Après Rosbach, Bernis eut l’intuition que la guerre d’Allemagne était perdue, et que mieux vaudrait nous en retirer. Au conseil, l’avis opposé prévalut. La campagne fut continuée toute l’année 1758, mélangée pour nous de succès et de revers, sans résultats. Frédéric tenait toujours tête aux Autrichiens et aux Russes. Il semblait pourtant impossible qu’à la fin il ne fut pas écrasé. Encore un effort, et la coalition viendrait à bout de la Prusse.
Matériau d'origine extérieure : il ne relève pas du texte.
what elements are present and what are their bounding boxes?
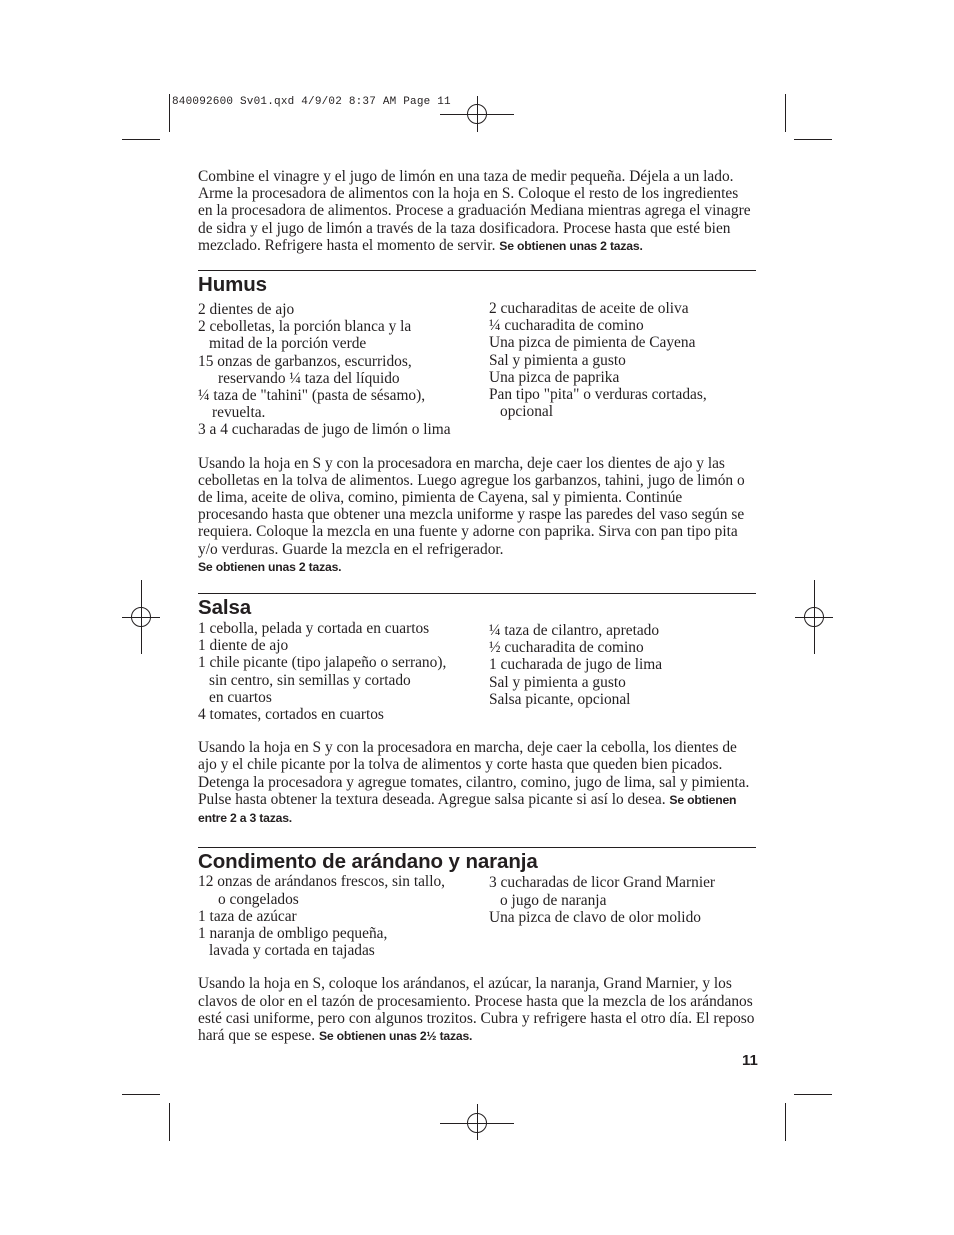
ingredients-right [489,874,756,959]
crop-mark-tr-horizontal [794,139,832,140]
recipe-humus [198,270,756,576]
crop-mark-tr-vertical [785,94,786,132]
ingredient-line: 2 cucharaditas de aceite de oliva [489,300,689,318]
recipe-yield: Se obtienen unas 2 tazas. [198,559,342,574]
ingredients-right [489,622,756,723]
recipe-title: Condimento de arándano y naranja [198,850,538,874]
recipe-yield: Se obtienen entre 2 a 3 tazas. [198,792,737,826]
crop-mark-tl-vertical [169,94,170,132]
ingredient-line: 2 dientes de ajo [198,301,295,319]
page-content [198,168,756,1045]
crop-mark-bl-horizontal [122,1094,160,1095]
ingredient-line: Sal y pimienta a gusto [489,351,626,369]
ingredient-line: 1 taza de azúcar [198,907,297,925]
ingredient-columns [198,873,756,959]
ingredient-line: opcional [500,403,553,421]
ingredient-line: 1 chile picante (tipo jalapeño o serrano), [198,654,447,672]
ingredient-line: 1 cucharada de jugo de lima [489,656,663,674]
crop-mark-br-horizontal [794,1094,832,1095]
ingredient-line: ½ cucharadita de comino [489,639,644,657]
ingredient-line: reservando ¼ taza del líquido [218,369,400,387]
ingredient-line: Una pizca de pimienta de Cayena [489,334,696,352]
recipe-directions: Usando la hoja en S y con la procesadora en marcha, deje caer la cebolla, los dientes de ajo y el chile picante por la tolva de alimentos y corte hasta que queden bien picados. Detenga la procesadora y agregue tomates, cilantro, comino, jugo de lima, sal y pimienta. Pulse hasta obtener la textura deseada. Agregue salsa picante si así lo desea. Se obtienen entre 2 a 3 tazas. [198,739,750,826]
ingredient-line: 15 onzas de garbanzos, escurridos, [198,352,412,370]
intro-yield: Se obtienen unas 2 tazas. [499,238,643,253]
ingredient-line: en cuartos [209,688,272,706]
file-slug-line: 840092600 Sv01.qxd 4/9/02 8:37 AM Page 11 [172,96,451,108]
ingredient-line: 12 onzas de arándanos frescos, sin tallo, [198,873,446,891]
ingredient-line: Una pizca de paprika [489,368,620,386]
recipe-directions: Usando la hoja en S y con la procesadora en marcha, deje caer los dientes de ajo y las cebolletas en la tolva de alimentos. Luego agregue los garbanzos, tahini, jugo de limón o de lima, aceite de oliva, comino, pimienta de Cayena, sal y pimienta. Continúe procesando hasta que obtener una mezcla uniforme y raspe las paredes del vaso según se requiera. Coloque la mezcla en una fuente y adorne con paprika. Sirva con pan tipo pita y/o verduras. Guarde la mezcla en el refrigerador. Se obtienen unas 2 tazas. [198,454,745,574]
ingredients-left [198,873,489,959]
ingredient-line: Una pizca de clavo de olor molido [489,908,701,926]
ingredient-columns [198,301,756,439]
ingredients-left [198,301,489,439]
ingredient-line: Sal y pimienta a gusto [489,673,626,691]
ingredient-line: Salsa picante, opcional [489,690,631,708]
ingredient-line: 3 a 4 cucharadas de jugo de limón o lima [198,421,451,439]
intro-paragraph [198,168,756,255]
ingredient-line: sin centro, sin semillas y cortado [209,671,411,689]
ingredient-line: ¼ taza de "tahini" (pasta de sésamo), [198,387,426,405]
recipe-yield: Se obtienen unas 2½ tazas. [318,1028,473,1043]
crop-mark-tl-horizontal [122,139,160,140]
ingredient-line: 1 cebolla, pelada y cortada en cuartos [198,620,430,638]
ingredient-line: 4 tomates, cortados en cuartos [198,706,384,724]
ingredient-line: revuelta. [212,404,266,422]
crop-mark-bl-vertical [169,1103,170,1141]
ingredients-left [198,620,489,723]
recipe-salsa [198,593,756,827]
recipe-condimento [198,847,756,1045]
ingredient-line: 2 cebolletas, la porción blanca y la [198,318,412,336]
crop-mark-br-vertical [785,1103,786,1141]
ingredient-line: 1 diente de ajo [198,637,289,655]
page-number: 11 [742,1052,758,1069]
ingredient-line: lavada y cortada en tajadas [209,942,375,960]
ingredient-line: o jugo de naranja [500,891,607,909]
ingredient-columns [198,620,756,723]
ingredients-right [489,300,756,439]
ingredient-line: 1 naranja de ombligo pequeña, [198,924,388,942]
ingredient-line: ¼ cucharadita de comino [489,317,644,335]
recipe-directions: Usando la hoja en S, coloque los arándanos, el azúcar, la naranja, Grand Marnier, y los clavos de olor en el tazón de procesamiento. Procese hasta que la mezcla de los arándanos esté casi uniforme, pero con algunos trozitos. Cubra y refrigere hasta el otro día. El reposo hará que se espese. Se obtienen unas 2½ tazas. [198,975,755,1044]
ingredient-line: ¼ taza de cilantro, apretado [489,622,660,640]
ingredient-line: o congelados [218,890,299,908]
ingredient-line: mitad de la porción verde [209,335,367,353]
ingredient-line: 3 cucharadas de licor Grand Marnier [489,874,716,892]
recipe-title: Humus [198,273,267,297]
intro-text: Combine el vinagre y el jugo de limón en una taza de medir pequeña. Déjela a un lado. Arme la procesadora de alimentos con la hoja en S. Coloque el resto de los ingredientes en la procesadora de alimentos. Procese a graduación Mediana mientras agrega el vinagre de sidra y el jugo de limón a través de la taza dosificadora. Procese hasta que esté bien mezclado. Refrigere hasta el momento de servir. [198,168,751,254]
recipe-title: Salsa [198,596,252,620]
ingredient-line: Pan tipo "pita" o verduras cortadas, [489,386,707,404]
Ce fut la thèse que soutint Choiseul, partisan de l’alliance autrichienne, et il quitta son ambassade pour succéder à Bernis découragé.

Résolu à poursuivre la guerre, Choiseul eut une idée juste. Rien ne serait obtenu tant que nous serions impuissants sur mer. Pour cesser de l’être, il ne fallait pas seulement renforcer nos escadres autant qu’on le pouvait au milieu des hostilités, mais acquérir des alliés maritimes. L’Espagne, quoique déchue, comptait encore, Naples était une bonne position dans la Méditerranée et des Bourbons régnaient à Madrid et à Naples comme à Paris. En aidant à leur donner ces royaumes, la France ne devait pas avoir travaillé en vain. Le pacte de famille ajouté à l’alliance autrichienne, ce fut la politique de Choiseul.

Si l’idée était juste, elle venait trop tard. Choiseul eut aussi le tort de voir trop grand. Il organisa une descente en Angleterre, mais la flotte anglaise, qui bloquait nos côtes depuis longtemps, battit à Lagos l’escadre de Toulon qui tentait de rejoindre Brest et, dans le Morbihan, la « journée de M. de Conflans » fut un désastre égal à celui de la Hougue. Une diversion de nos corsaires en Irlande fut inutile. Et le pacte de famille lui-même, signé en 1761, ne servit à rien pour cette fois. L’Espagne n’était pas prête et les Anglais en profitèrent pour s’emparer des colonies espagnoles. Ayant les mains pleines, maîtres de nos îles bretonnes, ils commençaient cependant à se lasser, comme en 1711, des lourdes dépenses de la guerre. Pitt tomba et les tories pacifiques revinrent au pouvoir.